By Roland Manger, Earlybird Venture Capital

The partner team behind Earlybird´s Digital East Fund (DEF) for CEE and Turkey came together from different backgrounds: one partner covered the region for a US corporate investor, two had built a reputation as successful angel investors, and I had engaged in opportunistic investments in the East from previous funds. Through research and personal experience, we came to the conclusion that the region provided a medium to long-term buyers´ market for earlier stage technology investments and the resulting economic advantages were outweighing the specific risks.

While most Private Equity funds invest in good companies to help them become even better, grow faster or generate more profit, VC funds look for groups of people that can either create large new markets or turn existing ones on their head. The risk inherent in an individual investment might be high; however, research into VC returns and their volatility has shown the total portfolio risk of well-managed funds to be relatively low.

Like in any market and for any business, the economic upside of VC investing depends on supply and demand for some key factors. More specifically, VCs rely on having access to the best possible human resources: entrepreneurs, engineers and commercial specialists who are able to create or disrupt major markets — all of that against tremendous headwind from large incumbents and significant resistance to change from potential customers and users.

We believe that raw entrepreneurial talent can be found anywhere in the world. As technology investors, we also realize that the standard of technology and engineering education in our region is quite high.

Unlike China, India, the US or parts of Western Europe, Eastern Europe and Turkey have not been the global hot spots of VC investing, with hardly any experienced fund managers looking at opportunities in an area whose population is not much smaller than that of the US. Few VC teams on the ground means much less capital chasing available opportunities and an environment in which founders have realistic valuation expectations. In this type of buyers’ market for start-up equity, entrepreneurs know how to do more with less. Both factors, lower entry prices and higher capital efficiency, have a direct and positive impact on investment returns.

Based on this favourable supply and demand situation, DEF is pursuing a two-pronged strategy:

On the one hand, we look at large local markets that are ripe for digital disruption, such as intercity transport, real estate, and property management. Segments within these markets that are undergoing offline-to-online conversion are facing software-driven transformation are particularly interesting. We can usually avoid technology and business model risk, as often there have been similar winners in other, more advanced markets.

Following the example of Wayfair, the US leader in online furniture retail, our Istanbul-based portfolio company Vivense has become number one in the Turkish online furniture market. When the company started in 2013, only 3% of all sales were online compared to 8% in the US[1]. By 2017, its turnover (GMV) reached USD 30m. We expect the online share of furniture sales to increase to 9% by 2023 while Vivense will be growing its own market share even further.

For this first strategy, presence in large local markets is critical. Our second investment strategy, however, does not rely on the location of the team.
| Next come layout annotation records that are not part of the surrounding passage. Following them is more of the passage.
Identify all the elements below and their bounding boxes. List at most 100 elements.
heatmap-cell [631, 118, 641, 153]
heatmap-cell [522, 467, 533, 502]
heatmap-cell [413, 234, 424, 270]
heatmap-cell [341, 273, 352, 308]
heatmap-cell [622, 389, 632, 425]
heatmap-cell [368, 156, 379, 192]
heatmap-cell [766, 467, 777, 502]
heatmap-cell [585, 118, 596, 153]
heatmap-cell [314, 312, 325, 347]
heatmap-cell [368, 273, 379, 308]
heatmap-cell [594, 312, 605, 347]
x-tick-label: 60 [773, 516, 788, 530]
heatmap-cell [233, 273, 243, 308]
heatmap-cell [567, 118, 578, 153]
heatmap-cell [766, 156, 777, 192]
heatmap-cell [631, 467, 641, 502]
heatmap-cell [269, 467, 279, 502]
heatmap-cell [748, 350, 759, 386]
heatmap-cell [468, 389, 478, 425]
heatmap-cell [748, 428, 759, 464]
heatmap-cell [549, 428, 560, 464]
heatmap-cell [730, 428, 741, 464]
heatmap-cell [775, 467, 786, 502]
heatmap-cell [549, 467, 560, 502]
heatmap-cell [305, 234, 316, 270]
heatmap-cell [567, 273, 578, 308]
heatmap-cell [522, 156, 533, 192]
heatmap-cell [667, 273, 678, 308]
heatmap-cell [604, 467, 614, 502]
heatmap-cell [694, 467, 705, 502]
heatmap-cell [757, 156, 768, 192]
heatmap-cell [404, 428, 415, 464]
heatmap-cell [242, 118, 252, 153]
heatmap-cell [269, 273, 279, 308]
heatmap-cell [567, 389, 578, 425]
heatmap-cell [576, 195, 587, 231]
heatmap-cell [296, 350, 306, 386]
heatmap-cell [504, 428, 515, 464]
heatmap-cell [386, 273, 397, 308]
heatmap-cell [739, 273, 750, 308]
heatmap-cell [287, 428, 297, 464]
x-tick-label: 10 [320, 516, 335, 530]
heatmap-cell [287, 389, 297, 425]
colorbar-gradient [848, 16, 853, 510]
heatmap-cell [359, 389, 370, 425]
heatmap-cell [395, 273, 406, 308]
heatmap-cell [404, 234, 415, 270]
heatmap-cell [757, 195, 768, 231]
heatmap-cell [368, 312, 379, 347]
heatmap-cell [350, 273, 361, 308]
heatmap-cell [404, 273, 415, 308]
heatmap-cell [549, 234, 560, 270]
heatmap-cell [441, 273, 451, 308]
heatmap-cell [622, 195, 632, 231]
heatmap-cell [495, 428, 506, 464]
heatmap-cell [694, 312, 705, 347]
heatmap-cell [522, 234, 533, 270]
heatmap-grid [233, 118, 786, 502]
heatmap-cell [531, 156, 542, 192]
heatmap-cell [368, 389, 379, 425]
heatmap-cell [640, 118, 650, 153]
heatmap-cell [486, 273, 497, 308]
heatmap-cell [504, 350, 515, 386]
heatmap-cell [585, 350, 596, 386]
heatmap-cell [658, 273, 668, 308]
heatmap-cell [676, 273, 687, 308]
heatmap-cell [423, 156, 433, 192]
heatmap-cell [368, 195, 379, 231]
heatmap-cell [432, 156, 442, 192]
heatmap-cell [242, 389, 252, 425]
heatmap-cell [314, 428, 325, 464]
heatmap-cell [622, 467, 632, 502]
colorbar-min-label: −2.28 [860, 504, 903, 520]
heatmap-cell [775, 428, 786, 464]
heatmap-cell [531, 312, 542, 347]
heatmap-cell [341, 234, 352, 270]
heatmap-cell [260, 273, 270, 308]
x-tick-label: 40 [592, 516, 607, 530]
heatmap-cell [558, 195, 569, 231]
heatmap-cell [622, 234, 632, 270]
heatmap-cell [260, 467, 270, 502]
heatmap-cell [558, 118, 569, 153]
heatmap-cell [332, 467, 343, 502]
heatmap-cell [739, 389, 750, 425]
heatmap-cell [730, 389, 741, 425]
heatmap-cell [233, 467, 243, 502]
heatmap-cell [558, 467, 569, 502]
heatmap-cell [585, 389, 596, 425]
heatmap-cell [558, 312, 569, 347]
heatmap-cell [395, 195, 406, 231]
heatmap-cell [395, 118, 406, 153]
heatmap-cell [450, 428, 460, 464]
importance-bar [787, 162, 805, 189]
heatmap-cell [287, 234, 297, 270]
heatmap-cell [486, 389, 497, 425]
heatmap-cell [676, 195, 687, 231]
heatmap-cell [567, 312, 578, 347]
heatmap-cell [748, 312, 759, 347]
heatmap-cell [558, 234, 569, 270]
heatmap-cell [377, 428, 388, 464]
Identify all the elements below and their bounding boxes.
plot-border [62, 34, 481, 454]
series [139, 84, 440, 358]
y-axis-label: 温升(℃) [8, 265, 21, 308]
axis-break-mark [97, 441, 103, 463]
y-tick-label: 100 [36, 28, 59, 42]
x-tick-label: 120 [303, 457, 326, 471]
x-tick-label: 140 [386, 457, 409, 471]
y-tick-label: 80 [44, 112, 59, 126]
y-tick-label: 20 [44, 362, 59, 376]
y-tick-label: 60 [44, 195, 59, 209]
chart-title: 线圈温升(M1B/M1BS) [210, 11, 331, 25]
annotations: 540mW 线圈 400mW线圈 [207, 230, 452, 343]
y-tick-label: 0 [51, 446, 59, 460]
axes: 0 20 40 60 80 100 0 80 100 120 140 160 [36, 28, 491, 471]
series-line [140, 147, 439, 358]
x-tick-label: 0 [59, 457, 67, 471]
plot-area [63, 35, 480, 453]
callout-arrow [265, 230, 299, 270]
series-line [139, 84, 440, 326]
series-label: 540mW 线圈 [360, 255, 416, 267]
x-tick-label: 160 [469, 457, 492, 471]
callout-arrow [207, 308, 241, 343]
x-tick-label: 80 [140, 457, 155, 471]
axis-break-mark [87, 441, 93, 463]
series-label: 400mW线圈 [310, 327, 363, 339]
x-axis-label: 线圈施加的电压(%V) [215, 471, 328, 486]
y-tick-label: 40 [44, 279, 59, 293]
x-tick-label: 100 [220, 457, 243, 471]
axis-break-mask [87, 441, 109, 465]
We look for world-class founders hailing from CEE and Turkey, that are driving innovation in enterprise technologies and addressing the global market from the outset.

When we first met UiPath in Bucharest in 2015, the company wasn´t looking for money, had less than USD 1m of revenues, and hardly any were recurring. Its Robotic Process Automation software, however, had already caught the attention of some enterprise early adopters and leading-edge tech analysts. By the end of 2017, the company recorded mid double-digit million dollar Annual Recurring Revenues (ARR), moved its headquarters to the US, raised more than USD 150m from top-tier US investors just recently, and is continuing its meteoric rise.

Still, we are aware that investing in this particular market entails certain risks, like the currency risk due to part of the region not being within the euro zone. However, a large share of our portfolio companies — the ones that sell to enterprises around the world — draw most or all of their revenues in hard currency. Those that address local markets, specifically in Turkey, are subject to currency risk but their expenses are also mostly in local currency and their growth rates on a US Dollar basis are still quite high.

There are also political and regulatory risks. Not all of them can be mitigated, but we set up holding structures in Western Europe or the US to take advantage of superior governance standards and strive to avoid heavily regulated industries.

Whatever risks remain in our region we attempt to balance by taking advantage of favourable supply and demand conditions and the resulting proprietary deal flow. In any case, we are convinced that the economic advantages of the area outweigh the risks — so far, we have been proven right.